By Byron Mathioudakis, 03 Mar 2021 COTY

Wheels Car of the Year 2021 contender Mercedes-Benz GLB feature

Compact, quirky and uncommonly quick, but at what cost?

On the face of it, the Mercedes-Benz GLB is an answer to a question nobody seems to have asked.

Yet, in some ways, the self-consciously dorky/ultra-cool (please choose) SUV might just be the most convincing of all the current crop of front-wheel-drive-based Benzes.

Spun off the MFA2 architecture introduced by the existing A-Class hatchback in 2018, the GLB is a tall-bodied, high-riding three-row premium SUV, with styling that references the massive full-sized GLS, with a hint of G-Class Geländewagen attitude added in.

As the ‘B’ implies, the newcomer fits between two popular SUVs – the GLA crossover and the much-larger GLC. And when you consider that the former is barely bigger than the hatch that begat it, Mercedes’ need for something heftier against Audi’s Q3 and the BMW X1 is obvious.

Question answered, then.

Just to teach its compatriots a lesson, that nifty third row also gives Stuttgart a lure with which to snag Land Rover Discovery Sport buyers.

Wheels Comparison: GLB v Discovery Sport

Thoughtful design defines the Benz’s packaging, with a stretched wheelbase and long back doors for easier access to all rear seating. The tall roof liberates space inside, deep windows add light and vision and the middle row slides for exceptional legroom. Note, however, that only passengers under 170cm tall are recommended for row drei. When it’s folded, the available cargo area is cavernous.

From the front seats forward, we’re talking pure A-Class, down to the glitzy 10.25-inch touchscreen, ‘Hey Mercedes’ voice control, multi-configurable digital instruments, turbine-chic air vents and bags of storage. Similarly, all the expected safety kit is present. And there’s a decent amount of gear included, too.

On the other hand, the squeaky trim and sub-par plastics undermine Mercedes’ reputation for quality. The same applies to the base GLB 200’s Renault-sourced 1.3-litre four-pot turbo/front-drive powertrain, which Mercedes wouldn’t supply for COTY assessment, but from past experience, also lacks the finesse expected from a Benz.

Little wonder then that the GLB 250 4Matic is where most of the buyers migrate up to. This is a searing, stirring performer, a rev-hungry 165kW/350Nm turbo 2.0-litre belter backed up by a slick auto, sharp handling and a hunkered-down chassis that faithfully follows the driver’s command.

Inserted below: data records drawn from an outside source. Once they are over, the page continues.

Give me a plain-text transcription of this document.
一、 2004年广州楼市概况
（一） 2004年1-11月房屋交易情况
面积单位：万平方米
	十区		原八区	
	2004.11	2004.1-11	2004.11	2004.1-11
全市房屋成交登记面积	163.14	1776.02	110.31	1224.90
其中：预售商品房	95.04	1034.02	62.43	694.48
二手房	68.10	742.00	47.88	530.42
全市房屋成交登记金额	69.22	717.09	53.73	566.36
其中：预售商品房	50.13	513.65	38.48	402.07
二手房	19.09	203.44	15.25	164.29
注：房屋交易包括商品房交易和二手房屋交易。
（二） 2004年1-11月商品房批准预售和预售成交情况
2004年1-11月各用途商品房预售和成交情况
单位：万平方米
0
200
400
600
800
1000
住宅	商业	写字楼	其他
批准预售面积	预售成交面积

And if that’s not enough, the range-topping 225kW/400Nm GLB 35 AMG amplifies all that with dazzling ferocity, for knockout acceleration. Slightly unhinged, it relentlessly piles on speed, accompanied by a soaring soundtrack and genre-bending grip that lives up to the storied suffix applied to that otherwise slightly sad-looking tail treatment. This is unfeasibly fiery without being frenetic.

Frustratingly, however, both the 250 and 35 AMG cost a lot of money, skirting $80K and $95K respectively with a couple of choice options. Then there’s the ride quality, which is fine in Comfort mode thanks to the standard adaptive dampers (except GLB 200), but in Sport mode it brings back that old bugbear of rattly cabin bits.

If Mercedes is sick of hearing this criticism, then a back-to-back drive with cheaper crossovers – such as the Mazda CX-30 – reveals the extent of our dissatisfaction here.

Still, the higher-spec GLBs might be the answer for well-heeled enthusiasts seeking an engaging, family-orientated, urban-friendly SUV with a decent dollop of character to boot. Too uneven to progress further in COTY, but fun all the same.

Richard Ferlazzo on the Mercedes-Benz GLB's design

“The boxy upright styling with softened edges does nothing for me but it still looks rich and robust for its compact size. Similarly, the interior has all the usual cool infotainment screens, turbine-style air vents and funky lighting, but the door-trims felt flimsy and some of the hard plastics were disappointing.

Also, the slender gear selector stalk feels fiddly and underdone. Moreover, the third-row packaging is for kids only under a certain size which makes it less versatile. Nonetheless, it will likely hit a sweet spot for some buyers.”